- Directed by: Will McFadden
- Written by: Will McFadden Joseph Campbell
- Produced by: Casey Morris Laura Jane Salvato Mark Sayre
- Starring: Will McFadden; Sarah Butler; Jamie Hector; Robert Belushi; Zach Cregger; James Morrison; Melora Walters;
- Cinematography: Phil Parmet
- Edited by: Anthony O'Brien Mark Sayre
- Music by: David Majzlin
- Production company: Long Way Home
- Distributed by: Gravitas Ventures
- Release dates: 12 June 2018 (Dances With Films Festival); 11 October 2019 (limited);
- Running time: 79 minutes
- Country: United States
- Language: English

= Doubting Thomas (2018 film) =

Doubting Thomas is a 2018 American drama film directed by Will McFadden, starring McFadden, Sarah Butler, Jamie Hector, Robert Belushi, Zach Cregger, James Morrison and Melora Walters.

== Plot ==

A Black baby is born to a white couple. The insensitive comments and a busybody co-worker add to the progression of stress on the couple. The swirl of perceptions about race raises suspicions, threatens relationships, and also extracts a secret.

== Cast ==
- Will McFadden as Tom
- Sarah Butler as Jen
- Jamie Hector as Ron
- Robert Belushi as Alex
- Zach Cregger as Graham
- James Morrison as Bill
- Melora Walters as Kate
- Kendall Chappell as Megan
- Shaun O'Hagan as Mike Wilford
- Hustle as Daryl
- Byron Wallace as Byron
- Myke Wright as Walt
- Phil Parmet as Albright
- Alicia Blasingame as Kendall
- Chuma Gault as Officer Henderson
- Cosmo Jordan as baby

==Release==
The film was released on 11 October 2019.

==Reception==
John Defore of The Hollywood Reporter wrote that while the script is "uneven", the film is "open-ended enough to acknowledge that the remedies for unacknowledged prejudice are neither easy nor clearly identified."

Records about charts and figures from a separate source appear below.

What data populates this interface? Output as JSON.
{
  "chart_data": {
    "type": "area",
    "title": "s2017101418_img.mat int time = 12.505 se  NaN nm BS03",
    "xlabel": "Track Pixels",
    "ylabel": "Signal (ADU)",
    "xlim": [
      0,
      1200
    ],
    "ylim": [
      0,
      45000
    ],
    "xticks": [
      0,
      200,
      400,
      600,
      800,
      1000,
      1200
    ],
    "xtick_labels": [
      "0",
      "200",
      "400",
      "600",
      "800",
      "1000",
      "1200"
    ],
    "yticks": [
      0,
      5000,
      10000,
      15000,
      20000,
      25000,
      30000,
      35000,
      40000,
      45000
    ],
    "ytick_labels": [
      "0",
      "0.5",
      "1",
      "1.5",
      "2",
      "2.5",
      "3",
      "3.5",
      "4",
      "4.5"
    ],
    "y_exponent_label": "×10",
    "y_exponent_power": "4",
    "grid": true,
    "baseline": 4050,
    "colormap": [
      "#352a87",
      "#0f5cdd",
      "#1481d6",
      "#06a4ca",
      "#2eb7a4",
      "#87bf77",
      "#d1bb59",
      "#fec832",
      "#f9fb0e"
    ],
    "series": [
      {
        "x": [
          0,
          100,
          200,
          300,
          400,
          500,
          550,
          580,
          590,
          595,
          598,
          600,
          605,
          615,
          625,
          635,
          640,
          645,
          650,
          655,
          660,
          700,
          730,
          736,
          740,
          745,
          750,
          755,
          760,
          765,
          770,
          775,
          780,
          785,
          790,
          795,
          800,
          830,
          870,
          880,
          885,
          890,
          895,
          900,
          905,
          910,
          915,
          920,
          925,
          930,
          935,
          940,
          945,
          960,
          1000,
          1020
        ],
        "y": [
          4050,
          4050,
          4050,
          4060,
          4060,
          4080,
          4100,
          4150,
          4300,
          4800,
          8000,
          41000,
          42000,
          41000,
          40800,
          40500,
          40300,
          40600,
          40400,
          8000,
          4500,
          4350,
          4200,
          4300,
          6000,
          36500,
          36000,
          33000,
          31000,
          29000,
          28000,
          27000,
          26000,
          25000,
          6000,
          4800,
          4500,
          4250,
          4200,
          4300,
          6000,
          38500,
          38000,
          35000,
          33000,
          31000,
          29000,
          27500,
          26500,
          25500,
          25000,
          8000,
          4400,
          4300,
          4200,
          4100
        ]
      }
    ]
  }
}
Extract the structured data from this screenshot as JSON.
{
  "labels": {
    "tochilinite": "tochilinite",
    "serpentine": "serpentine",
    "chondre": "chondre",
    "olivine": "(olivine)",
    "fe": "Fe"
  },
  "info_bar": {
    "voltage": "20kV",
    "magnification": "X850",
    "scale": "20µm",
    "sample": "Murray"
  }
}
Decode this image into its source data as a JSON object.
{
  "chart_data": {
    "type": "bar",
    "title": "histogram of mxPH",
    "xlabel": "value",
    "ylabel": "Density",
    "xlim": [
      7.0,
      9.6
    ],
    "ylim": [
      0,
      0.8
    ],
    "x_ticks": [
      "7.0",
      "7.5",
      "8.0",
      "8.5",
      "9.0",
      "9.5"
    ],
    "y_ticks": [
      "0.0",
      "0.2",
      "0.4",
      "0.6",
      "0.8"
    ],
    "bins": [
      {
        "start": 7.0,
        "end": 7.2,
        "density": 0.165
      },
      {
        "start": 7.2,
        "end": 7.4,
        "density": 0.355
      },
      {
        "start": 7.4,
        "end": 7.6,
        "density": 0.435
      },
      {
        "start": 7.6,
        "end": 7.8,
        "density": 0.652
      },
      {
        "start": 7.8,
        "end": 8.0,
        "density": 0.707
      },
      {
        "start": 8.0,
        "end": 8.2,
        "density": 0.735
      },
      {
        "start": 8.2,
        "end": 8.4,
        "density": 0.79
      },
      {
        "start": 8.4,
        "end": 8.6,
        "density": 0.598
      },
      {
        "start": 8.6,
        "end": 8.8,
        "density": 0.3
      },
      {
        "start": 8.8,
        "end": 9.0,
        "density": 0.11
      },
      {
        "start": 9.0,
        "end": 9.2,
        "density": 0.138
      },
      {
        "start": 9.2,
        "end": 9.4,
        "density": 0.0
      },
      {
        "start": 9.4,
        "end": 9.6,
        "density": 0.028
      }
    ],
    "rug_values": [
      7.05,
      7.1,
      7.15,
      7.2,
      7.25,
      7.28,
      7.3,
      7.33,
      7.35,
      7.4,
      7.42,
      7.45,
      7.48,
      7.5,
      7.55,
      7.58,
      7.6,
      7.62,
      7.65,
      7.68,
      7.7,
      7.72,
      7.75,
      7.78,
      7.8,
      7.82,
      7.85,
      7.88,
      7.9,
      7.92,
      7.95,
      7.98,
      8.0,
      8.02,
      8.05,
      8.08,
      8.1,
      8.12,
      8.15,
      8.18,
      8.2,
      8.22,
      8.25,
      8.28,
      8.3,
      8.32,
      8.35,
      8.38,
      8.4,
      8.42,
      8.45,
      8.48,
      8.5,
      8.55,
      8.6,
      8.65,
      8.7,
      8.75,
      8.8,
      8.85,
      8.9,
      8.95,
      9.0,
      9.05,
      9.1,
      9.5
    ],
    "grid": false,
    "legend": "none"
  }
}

Bobby LePire of Film Threat gave the film a score of 10/10 and wrote that the "acting is stellar, the writing is honest, and what it says about race, perception, and your true self is sincere."

Carlos Aguilar of the Los Angeles Times called the film a "mostly hackneyed lesson on racial biases desperately stumbling to appear provocative."